Advanced Array Indexing

  • A scalar index or the start and stop of an index range may be non-positive to reference the elements near the end of a dimension. Hence, 0 refers to the final element, -1 refers to the next to last element, -2 to the element before that, and so on. For example, x(2:-1) refers to all but the first and last elements of the 1-D array x. This convention does NOT work for an index list.
  • A range function ifunc may be followed by a colon and an index range start:stop or start:stop:step in order to restrict the indices to which the range function applies to a subset of the entire dimension. Hence, x(min:2:-1) returns the minimum of all the elements of the 1-D array x, excluding the first and last elements.

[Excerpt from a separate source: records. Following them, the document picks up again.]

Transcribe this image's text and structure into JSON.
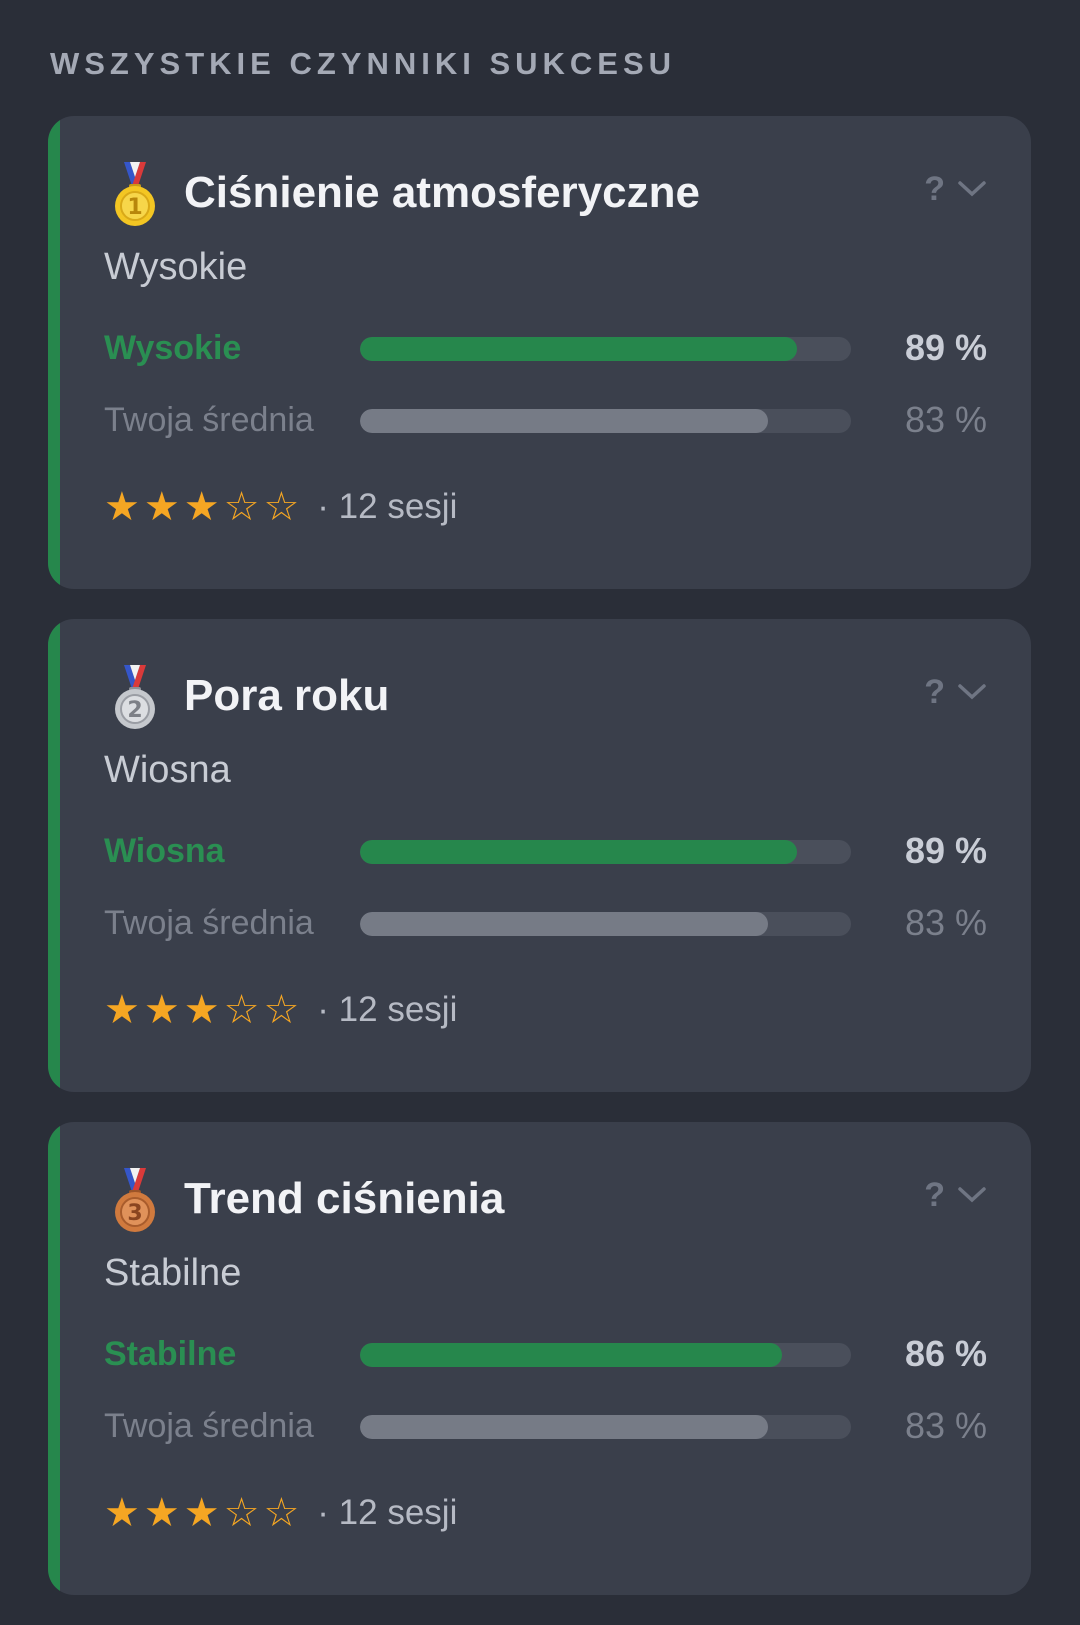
{
  "section_title": "WSZYSTKIE CZYNNIKI SUKCESU",
  "colors": {
    "background": "#2a2e38",
    "card": "#3a3f4b",
    "accent_green": "#26874c",
    "star": "#f5a623",
    "gold": "#f3c623",
    "silver": "#c5c8cd",
    "bronze": "#d07a3e"
  },
  "cards": [
    {
      "medal": "gold-medal-1",
      "medal_number": "1",
      "title": "Ciśnienie atmosferyczne",
      "value": "Wysokie",
      "help": "?",
      "rows": [
        {
          "label": "Wysokie",
          "percent_text": "89 %",
          "percent": 89
        },
        {
          "label": "Twoja średnia",
          "percent_text": "83 %",
          "percent": 83
        }
      ],
      "rating": 3,
      "rating_max": 5,
      "sessions": "· 12 sesji"
    },
    {
      "medal": "silver-medal-2",
      "medal_number": "2",
      "title": "Pora roku",
      "value": "Wiosna",
      "help": "?",
      "rows": [
        {
          "label": "Wiosna",
          "percent_text": "89 %",
          "percent": 89
        },
        {
          "label": "Twoja średnia",
          "percent_text": "83 %",
          "percent": 83
        }
      ],
      "rating": 3,
      "rating_max": 5,
      "sessions": "· 12 sesji"
    },
    {
      "medal": "bronze-medal-3",
      "medal_number": "3",
      "title": "Trend ciśnienia",
      "value": "Stabilne",
      "help": "?",
      "rows": [
        {
          "label": "Stabilne",
          "percent_text": "86 %",
          "percent": 86
        },
        {
          "label": "Twoja średnia",
          "percent_text": "83 %",
          "percent": 83
        }
      ],
      "rating": 3,
      "rating_max": 5,
      "sessions": "· 12 sesji"
    }
  ]
}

  • An index specified as a scalar, the start or stop of an index range, or an element of an index list may exceed the length of the indexed dimension ID, provided that the entire indexing operation does not overreach the bounds of the array. Thus, if yis a 5-by-6 array, then y(22) refers to the same datum as y(2,5).

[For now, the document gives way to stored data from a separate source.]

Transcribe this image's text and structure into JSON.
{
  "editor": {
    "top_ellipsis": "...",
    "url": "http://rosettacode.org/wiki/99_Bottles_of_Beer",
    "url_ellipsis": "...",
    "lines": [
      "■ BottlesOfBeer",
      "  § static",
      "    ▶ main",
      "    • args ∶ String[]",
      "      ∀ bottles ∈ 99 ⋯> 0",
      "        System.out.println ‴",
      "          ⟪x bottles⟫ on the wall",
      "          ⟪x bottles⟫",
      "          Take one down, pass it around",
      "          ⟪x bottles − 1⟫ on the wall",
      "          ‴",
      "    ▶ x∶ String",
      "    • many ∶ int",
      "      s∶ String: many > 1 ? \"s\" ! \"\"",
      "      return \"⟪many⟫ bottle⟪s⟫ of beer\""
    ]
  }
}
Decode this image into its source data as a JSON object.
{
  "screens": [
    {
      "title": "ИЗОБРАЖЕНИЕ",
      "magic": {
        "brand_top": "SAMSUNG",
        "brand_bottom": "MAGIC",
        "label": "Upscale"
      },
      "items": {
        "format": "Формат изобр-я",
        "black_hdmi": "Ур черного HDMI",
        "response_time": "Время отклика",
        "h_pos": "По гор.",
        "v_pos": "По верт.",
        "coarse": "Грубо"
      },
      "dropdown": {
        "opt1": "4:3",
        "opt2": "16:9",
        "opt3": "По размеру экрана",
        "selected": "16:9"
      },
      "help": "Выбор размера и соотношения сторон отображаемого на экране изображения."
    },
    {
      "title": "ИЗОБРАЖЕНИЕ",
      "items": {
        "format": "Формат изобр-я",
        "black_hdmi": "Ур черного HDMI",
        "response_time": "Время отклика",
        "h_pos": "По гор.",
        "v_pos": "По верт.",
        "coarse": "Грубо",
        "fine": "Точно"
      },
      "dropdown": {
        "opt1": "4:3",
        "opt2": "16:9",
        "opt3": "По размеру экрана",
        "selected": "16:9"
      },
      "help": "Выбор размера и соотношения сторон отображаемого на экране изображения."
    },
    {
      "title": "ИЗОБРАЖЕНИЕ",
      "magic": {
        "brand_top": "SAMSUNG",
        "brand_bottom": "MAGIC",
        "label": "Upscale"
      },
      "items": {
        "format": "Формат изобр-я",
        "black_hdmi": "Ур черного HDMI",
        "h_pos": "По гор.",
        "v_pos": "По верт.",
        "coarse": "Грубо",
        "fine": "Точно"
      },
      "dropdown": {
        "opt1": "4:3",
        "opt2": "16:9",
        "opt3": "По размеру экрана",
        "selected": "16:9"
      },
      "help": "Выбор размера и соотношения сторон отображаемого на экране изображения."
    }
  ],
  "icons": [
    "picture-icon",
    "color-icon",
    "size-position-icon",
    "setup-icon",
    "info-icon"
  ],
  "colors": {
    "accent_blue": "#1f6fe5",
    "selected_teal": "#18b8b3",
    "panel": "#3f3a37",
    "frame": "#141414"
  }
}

  • The expression z(..) - using the rubber-index operator .. - refers to the entire array z. This is occasionally useful as the left hand side of an assignment statement in order to force broadcasting and type conversion of the right hand expression to the preallocated type and shape z.
  • The expression z(*) - using the rubber-index operator * - collapses a multidimensional array z into a one-dimensional array. Even more useful as z(*,) to preserve the final index of an array and force a two-dimensional result.